What makes the one at Lugduff quietly odd is how much of it has disappeared into the earth. The cross stands only a metre above ground level, not because it was made small but because it has been gradually swallowed, its lower portion buried beneath centuries of accumulated soil and vegetation. What you see is already substantial, nearly three quarters of a metre wide and cut from mica-schist, a silvery, flecked metamorphic rock common to the Wicklow uplands, but the full depth of the thing remains a matter of guesswork.
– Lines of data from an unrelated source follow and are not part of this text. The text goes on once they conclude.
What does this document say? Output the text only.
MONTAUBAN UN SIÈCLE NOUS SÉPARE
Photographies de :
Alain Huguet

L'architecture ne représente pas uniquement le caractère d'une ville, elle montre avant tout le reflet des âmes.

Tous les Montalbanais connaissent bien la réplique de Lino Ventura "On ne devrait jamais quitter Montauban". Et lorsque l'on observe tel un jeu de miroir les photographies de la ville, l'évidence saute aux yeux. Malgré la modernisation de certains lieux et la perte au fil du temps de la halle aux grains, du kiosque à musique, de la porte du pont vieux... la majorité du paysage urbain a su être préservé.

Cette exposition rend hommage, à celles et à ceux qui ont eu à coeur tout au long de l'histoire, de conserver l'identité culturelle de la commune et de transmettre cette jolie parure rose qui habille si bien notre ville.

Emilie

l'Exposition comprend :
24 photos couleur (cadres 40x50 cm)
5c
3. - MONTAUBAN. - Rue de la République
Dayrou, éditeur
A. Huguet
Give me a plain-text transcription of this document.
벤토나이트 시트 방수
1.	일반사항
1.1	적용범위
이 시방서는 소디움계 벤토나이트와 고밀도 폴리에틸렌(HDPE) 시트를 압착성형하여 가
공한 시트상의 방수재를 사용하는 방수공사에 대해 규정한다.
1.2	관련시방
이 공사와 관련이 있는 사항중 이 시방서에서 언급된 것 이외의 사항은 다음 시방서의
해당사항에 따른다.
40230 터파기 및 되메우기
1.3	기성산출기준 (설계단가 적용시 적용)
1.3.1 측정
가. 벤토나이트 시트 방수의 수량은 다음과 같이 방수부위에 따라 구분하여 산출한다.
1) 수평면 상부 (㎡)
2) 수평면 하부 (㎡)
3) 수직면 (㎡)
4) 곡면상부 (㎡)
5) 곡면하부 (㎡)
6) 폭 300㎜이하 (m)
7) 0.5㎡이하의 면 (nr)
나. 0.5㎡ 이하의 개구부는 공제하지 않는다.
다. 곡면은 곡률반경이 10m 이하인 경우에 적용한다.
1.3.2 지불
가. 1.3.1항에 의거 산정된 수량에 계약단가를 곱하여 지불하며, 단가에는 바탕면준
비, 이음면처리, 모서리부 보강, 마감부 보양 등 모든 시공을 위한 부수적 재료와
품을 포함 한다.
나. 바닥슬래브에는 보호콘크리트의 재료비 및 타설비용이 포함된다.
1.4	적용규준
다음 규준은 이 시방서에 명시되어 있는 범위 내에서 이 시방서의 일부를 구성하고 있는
The cross sits roughly two and a half metres to the north-east of the north-east corner of the chancel of a nearby church, placing it just outside the formal ecclesiastical boundary in a way that invites speculation about its original purpose and placement. It is a Latin cross, the form with one arm longer than the other three, and was documented by Patrick Healy in an unpublished Office of Public Works survey carried out in 1972. Healy's photograph of the cross reveals something further: a second cross is visible in the background, apparently propped against the east wall of the church nave. That second cross, referenced in an earlier study by Harold Leask published in 1950, has since been lost to record. Nobody who has surveyed the site subsequently has been able to locate it, which means that either it was moved, buried, or simply absorbed into the fabric of the wall itself. One cross partially in the ground, another vanished entirely; the Lugduff site has a way of keeping things from full view.